The Uplift Education system has 34 schools on 17 campuses, with just over 14,000 students. In this vast network of campuses, collaboration is key to student success. Tableau Server serves as a front-end platform for teachers, principals, and leadership to interact with data from the Uplift Education data warehouse and Excel spreadsheets. Dashboards present unified profiles of students and teachers, displaying data about tests, grades, attendance, compliance, and more. With all of this data at their fingertips, teachers can understand how to meet the needs of their students, and adapt as needed. With Tableau, Uplift Education can be proactive in their mission to “empower students to reach their highest potential.”
Furthering a mission with data
Tableau: Can you tell us a little bit about Uplift Education? Thomas Hay, Director of Data Strategy: We're a network of 34 schools on 17 campuses with just over 14,000 students. And many of our students will be the first in their families to attend college. Our goal is to really prepare students to get to and through college and to be able to contribute to their community and do great things. Tableau: How is Tableau making an impact at Uplift Education? Thomas: Tableau is helping us further our mission at Uplift Education by serving as really the front-end platform for our teachers, principals, and leadership to really interact with the vast sources of data that we have from many different data warehouses, Excel spreadsheets. So Tableau helps us in the furthering of our mission by providing an interactive platform that we can aggregate the vast variety of data sources that we have into a central location. 31 of our schools are Title One schools, so that means that they have a high number of students from low-income families. So they can understand how students are progressing through the Uplift curriculum, where there might be opportunities for reteach because of potential misunderstanding Tableau: What kind of dashboards are you viewing in Tableau? How does faculty access the data? Thomas: So we connect Tableau to our data warehouse and we use Tableau Server and Tableau Desktop to display dashboards that are pulling together a unified profile of a student, unified profiles of teachers, showing information on tests, whether they're local, state, or nationally normed tests to show how students are progressing through our curriculum, to highlight students that may need additional support and help. We also use it as a way for them to export data. So if they want to pull down data on a particular student or their classroom or their school, they're able to do that using the export features that are part of Tableau.
We are big proponents of using Tableau to allow our teachers to see their data, drill down into it, find some additional insight, and use that to help in their practice.
Tableau: What would you do if you didn't have Tableau? Thomas: Without Tableau, we wouldn't have a way to show all of these different data sources in one place. And our teachers and principals would have to spend time going to all those different locations to pull that together. Tableau: Have you gotten a lot of value from Tableau at Uplift Education? Thomas: We are big proponents of using Tableau to allow our teachers to see their data, drill down into it, find some additional insight, and use that to help in their practice, whether it's lesson planning or designing tutoring blocks or intervention for students, so that they can make the most of their time and the most of the tests and homework, and other data that they are collecting on a daily basis.

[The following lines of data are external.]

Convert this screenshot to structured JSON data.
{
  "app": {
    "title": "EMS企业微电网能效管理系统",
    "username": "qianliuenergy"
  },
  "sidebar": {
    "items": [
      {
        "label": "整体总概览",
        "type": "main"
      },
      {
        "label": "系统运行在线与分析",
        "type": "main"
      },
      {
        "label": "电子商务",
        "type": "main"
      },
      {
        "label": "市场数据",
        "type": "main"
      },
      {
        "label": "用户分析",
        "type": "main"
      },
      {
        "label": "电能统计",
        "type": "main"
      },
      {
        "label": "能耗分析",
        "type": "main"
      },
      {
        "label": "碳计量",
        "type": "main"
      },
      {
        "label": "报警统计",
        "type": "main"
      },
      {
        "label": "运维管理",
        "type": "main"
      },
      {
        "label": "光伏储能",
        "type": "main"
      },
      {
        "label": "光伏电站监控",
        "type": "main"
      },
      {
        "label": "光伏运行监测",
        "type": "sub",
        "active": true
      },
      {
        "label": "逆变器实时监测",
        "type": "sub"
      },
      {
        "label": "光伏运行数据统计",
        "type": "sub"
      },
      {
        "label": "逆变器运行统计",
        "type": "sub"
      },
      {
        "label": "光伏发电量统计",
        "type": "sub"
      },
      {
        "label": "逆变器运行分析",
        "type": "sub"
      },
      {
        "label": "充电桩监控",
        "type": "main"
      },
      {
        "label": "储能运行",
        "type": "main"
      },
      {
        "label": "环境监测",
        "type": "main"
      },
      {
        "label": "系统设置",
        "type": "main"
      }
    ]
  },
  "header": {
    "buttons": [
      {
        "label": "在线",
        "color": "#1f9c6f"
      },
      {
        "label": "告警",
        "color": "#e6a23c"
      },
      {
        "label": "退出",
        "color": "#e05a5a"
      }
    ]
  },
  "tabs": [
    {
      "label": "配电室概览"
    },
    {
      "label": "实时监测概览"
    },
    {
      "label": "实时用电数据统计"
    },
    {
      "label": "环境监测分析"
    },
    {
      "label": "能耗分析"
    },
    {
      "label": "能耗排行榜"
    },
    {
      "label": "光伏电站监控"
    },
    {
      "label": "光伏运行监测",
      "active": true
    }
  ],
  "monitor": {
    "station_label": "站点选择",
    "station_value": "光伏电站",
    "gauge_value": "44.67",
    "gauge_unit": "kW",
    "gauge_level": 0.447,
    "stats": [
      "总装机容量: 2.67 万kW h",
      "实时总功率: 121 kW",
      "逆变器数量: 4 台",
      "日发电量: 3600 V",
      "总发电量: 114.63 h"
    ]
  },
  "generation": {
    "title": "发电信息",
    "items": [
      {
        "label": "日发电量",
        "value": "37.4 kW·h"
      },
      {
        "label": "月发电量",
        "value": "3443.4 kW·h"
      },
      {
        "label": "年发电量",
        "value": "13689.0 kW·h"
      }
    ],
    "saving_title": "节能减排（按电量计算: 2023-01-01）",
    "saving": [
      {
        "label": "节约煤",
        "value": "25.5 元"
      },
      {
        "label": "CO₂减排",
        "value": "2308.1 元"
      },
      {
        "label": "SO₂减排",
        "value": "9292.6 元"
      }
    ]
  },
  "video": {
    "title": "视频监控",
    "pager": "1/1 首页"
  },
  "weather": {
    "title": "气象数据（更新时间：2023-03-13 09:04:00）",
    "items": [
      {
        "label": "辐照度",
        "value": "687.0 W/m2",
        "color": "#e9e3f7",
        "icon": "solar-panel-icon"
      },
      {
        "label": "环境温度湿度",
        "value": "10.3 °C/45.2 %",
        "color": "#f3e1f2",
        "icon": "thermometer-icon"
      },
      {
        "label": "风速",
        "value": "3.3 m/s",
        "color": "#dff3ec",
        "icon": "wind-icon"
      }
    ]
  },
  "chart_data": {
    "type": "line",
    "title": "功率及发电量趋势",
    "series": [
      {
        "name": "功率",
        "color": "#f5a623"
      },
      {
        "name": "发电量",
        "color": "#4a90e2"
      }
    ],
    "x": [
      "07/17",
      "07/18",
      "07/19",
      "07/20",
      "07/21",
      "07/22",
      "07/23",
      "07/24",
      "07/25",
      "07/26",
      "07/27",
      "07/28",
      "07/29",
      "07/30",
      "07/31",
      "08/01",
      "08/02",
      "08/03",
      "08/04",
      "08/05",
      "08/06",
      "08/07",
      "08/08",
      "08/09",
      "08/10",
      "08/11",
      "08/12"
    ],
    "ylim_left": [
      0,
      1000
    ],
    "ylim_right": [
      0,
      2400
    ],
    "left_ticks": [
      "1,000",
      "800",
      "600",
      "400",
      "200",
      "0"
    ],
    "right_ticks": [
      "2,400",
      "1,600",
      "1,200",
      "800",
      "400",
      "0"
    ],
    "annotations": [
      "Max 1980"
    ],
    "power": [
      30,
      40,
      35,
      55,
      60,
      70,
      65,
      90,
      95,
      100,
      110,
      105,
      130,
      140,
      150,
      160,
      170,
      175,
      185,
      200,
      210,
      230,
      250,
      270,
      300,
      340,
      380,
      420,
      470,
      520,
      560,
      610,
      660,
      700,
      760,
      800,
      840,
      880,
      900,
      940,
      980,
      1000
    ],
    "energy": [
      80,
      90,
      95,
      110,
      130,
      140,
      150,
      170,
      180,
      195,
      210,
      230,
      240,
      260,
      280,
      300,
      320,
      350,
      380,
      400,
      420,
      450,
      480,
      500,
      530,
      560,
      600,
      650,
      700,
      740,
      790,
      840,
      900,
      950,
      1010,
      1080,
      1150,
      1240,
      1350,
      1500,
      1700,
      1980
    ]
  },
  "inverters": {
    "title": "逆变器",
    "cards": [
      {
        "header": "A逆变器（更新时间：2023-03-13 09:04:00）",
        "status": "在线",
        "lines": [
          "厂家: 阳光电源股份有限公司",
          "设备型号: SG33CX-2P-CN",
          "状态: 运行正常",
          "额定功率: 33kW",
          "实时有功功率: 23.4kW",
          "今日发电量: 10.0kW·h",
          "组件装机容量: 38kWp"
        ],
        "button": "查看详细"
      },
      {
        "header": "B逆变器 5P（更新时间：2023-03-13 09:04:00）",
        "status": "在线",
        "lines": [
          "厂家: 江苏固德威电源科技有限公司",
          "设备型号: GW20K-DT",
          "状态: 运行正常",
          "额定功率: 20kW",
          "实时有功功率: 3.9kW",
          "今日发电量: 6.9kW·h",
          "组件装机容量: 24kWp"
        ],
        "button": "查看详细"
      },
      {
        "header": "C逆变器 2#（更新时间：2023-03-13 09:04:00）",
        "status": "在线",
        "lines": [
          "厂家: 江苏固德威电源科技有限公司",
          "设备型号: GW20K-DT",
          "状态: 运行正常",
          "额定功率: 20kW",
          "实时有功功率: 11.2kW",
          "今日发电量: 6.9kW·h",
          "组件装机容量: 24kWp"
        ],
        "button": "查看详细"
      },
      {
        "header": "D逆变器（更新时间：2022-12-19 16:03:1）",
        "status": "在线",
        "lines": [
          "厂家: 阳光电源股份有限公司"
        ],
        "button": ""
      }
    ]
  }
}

Guiding teachers to better outcomes
Tableau: How has Tableau changed day-to-day processes at Uplift Education? Thomas: Using Tableau and being able to visualize and pull together many different data sources, it's really allowed us to leverage some of the research that has been done in education around the best ways that students learn certain skills—and be able to track those skills over time. As well as pull together data that we know from research indicates a student might be getting off track from being on grade level or potentially not learning certain material in a way that will set them up for success later on. Tableau: How has that impacted the teachers? Thomas: So by pulling that information together and then being able to highlight it, we're able to take statistical modeling that we do or other analysis and make it touchable. Teachers can go and actually interact with it and see it and feel it. In many ways, it makes that research living for them because it's living in the students that they have. And they're able to track those indicators that may have existed many different places to start all in one location. And tell them that unified story of a student. Tableau: How is that creating positive changes on campuses? Thomas: So our ability to really effect change with students has come through sort of a theory on our part that if we're able to drill down learning to discrete elements that we can observe and better understand, we can help guide teachers in their practice so that they're better able to meet the needs of their students. The insights that we've seen from our dashboards that have, you know, brought a bit of surprise, in a good way, to our eyes is where there might be certain gaps at particular grade levels. And that allows us to use the resources at our central office to stack hands and help campuses where they might need that help, or reach out to them proactively to ask what they might need and work with them to create better learning outcomes for their students.